I'm really preoccupied by this too. Dave is in New York right now with his mom who is recuperating from surgery. He called me on my cell today when I was driving back from errands. I was sitting in the car talking to him while getting all my packages together. I couldn't find my phone, though. I sat there frantically searching for my cell phone while it was...wait for it...attached to my right hand, held up to my ear. I think it took me several minutes to figure this out. I'm just scattered.


And that's just perfect for someone who has to pack up her daily life and move it in just a few days. I've already started lists. Plural. I have more than one. There's the clothes list, the bathroom list, the stuff list, the prescriptions list. I think I've already lost that last one, so I'll have to duplicate it. But all the lists in the world won't tell me how to feel okay about being apart from my best friend, my partner, the love of my life, the man I have come to depend on.

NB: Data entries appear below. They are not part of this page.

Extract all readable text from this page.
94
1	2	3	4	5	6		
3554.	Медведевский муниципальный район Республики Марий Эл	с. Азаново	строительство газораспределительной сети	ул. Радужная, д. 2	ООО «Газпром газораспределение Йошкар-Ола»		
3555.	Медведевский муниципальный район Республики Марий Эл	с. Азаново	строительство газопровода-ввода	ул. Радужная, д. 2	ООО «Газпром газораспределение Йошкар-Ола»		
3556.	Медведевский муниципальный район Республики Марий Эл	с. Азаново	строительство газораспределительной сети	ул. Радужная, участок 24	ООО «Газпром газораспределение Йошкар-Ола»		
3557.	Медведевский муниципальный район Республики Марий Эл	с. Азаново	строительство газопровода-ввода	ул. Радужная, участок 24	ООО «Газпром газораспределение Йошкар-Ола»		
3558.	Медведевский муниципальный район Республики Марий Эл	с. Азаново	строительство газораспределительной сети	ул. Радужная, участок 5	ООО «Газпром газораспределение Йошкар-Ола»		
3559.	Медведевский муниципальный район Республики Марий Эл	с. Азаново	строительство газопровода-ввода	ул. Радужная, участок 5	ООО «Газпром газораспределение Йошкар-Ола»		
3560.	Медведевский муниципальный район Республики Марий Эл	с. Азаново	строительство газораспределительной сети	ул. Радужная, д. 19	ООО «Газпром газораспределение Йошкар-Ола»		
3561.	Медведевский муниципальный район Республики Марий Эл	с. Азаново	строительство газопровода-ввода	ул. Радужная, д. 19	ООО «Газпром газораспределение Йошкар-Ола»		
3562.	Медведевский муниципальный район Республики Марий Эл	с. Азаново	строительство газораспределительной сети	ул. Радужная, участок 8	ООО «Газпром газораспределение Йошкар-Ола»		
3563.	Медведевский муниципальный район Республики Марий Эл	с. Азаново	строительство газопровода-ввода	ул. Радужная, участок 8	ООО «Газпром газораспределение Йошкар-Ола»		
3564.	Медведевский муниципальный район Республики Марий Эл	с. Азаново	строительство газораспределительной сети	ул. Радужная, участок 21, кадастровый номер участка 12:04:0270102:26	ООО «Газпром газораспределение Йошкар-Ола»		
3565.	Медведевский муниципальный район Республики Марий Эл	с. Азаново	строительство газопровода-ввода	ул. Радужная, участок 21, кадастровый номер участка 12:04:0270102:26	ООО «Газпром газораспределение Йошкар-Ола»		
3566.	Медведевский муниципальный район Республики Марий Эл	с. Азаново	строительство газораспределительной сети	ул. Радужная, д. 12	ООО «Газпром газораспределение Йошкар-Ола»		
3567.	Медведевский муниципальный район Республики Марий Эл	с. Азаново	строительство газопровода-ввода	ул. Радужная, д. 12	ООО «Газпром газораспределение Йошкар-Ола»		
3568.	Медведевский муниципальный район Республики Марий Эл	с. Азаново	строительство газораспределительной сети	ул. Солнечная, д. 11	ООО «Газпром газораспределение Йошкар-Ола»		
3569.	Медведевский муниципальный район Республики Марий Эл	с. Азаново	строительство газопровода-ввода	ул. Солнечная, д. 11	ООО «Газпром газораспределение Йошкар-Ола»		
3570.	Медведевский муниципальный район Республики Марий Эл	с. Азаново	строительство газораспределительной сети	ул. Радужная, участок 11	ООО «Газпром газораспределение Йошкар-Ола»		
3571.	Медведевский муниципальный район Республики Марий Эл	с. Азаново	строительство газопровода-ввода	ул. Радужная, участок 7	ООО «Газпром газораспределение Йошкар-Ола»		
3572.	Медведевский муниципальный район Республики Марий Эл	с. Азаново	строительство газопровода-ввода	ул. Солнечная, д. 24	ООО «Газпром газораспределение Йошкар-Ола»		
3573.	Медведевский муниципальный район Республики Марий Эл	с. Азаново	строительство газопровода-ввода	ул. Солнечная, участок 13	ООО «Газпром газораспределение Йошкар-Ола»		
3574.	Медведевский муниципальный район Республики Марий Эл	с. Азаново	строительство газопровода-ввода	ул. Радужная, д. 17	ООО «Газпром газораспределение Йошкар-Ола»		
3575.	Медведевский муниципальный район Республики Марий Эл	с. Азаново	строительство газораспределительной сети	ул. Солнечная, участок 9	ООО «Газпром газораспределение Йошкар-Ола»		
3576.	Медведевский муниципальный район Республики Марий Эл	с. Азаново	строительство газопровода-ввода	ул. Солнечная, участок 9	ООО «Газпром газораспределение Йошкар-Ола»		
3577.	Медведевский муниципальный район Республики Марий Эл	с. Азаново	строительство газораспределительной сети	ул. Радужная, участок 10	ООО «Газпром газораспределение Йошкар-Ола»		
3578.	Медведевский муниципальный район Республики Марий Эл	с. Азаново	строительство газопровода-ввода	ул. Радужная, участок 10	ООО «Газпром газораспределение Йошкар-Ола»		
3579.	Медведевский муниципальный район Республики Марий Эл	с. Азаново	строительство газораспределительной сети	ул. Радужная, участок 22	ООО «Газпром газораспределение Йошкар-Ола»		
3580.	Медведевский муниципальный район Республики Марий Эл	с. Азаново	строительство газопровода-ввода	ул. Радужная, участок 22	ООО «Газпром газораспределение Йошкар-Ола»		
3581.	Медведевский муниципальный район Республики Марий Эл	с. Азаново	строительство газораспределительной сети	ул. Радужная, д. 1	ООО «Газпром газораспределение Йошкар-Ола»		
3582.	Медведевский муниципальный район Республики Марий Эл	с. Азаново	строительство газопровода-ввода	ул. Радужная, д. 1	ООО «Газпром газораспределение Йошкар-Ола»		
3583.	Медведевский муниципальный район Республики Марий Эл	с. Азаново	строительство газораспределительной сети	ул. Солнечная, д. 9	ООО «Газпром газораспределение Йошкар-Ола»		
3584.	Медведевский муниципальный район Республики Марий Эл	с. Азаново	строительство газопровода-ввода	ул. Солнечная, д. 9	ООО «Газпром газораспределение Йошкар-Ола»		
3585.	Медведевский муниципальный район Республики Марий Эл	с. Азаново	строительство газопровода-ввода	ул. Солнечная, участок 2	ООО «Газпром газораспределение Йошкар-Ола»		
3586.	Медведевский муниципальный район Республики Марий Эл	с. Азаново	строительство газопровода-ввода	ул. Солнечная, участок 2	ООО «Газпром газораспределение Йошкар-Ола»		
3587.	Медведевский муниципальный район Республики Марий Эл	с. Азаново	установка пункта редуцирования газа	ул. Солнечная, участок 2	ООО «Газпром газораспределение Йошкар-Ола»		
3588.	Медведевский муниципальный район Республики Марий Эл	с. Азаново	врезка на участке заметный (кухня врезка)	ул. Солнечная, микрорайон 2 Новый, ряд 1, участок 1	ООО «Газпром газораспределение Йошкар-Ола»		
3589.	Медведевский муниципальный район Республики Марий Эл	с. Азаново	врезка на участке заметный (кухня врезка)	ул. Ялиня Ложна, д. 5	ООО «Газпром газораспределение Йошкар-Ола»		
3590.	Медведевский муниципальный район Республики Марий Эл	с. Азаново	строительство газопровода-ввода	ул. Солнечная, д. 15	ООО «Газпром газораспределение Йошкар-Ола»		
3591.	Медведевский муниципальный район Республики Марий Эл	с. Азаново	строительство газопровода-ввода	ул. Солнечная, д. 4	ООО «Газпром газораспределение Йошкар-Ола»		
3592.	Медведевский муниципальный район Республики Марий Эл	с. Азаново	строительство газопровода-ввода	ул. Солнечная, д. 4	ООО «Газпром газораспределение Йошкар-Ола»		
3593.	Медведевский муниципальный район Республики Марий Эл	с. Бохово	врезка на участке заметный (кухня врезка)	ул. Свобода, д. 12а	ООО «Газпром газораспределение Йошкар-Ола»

When I got married, I was so independent. I had lived alone for a long time, and I liked my alone time. I'm not that person anymore. One night is fine. Two is pushing it. Three nights apart makes me nervous. I need him with me, and that's not a bad thing. It's not that we're co-dependent. It's just that I WANT him with me. I feel like it's us against the world. He's my guy and I'm his girl. His
Nick to my Nora.

I don't want to get used to him not being there. But here we are, looking at at least 5-6 months of this. Sigh. I'm so thankful that this door has opened for me, for us. But I pray that another door opens soon, so it can be us again, and not just me.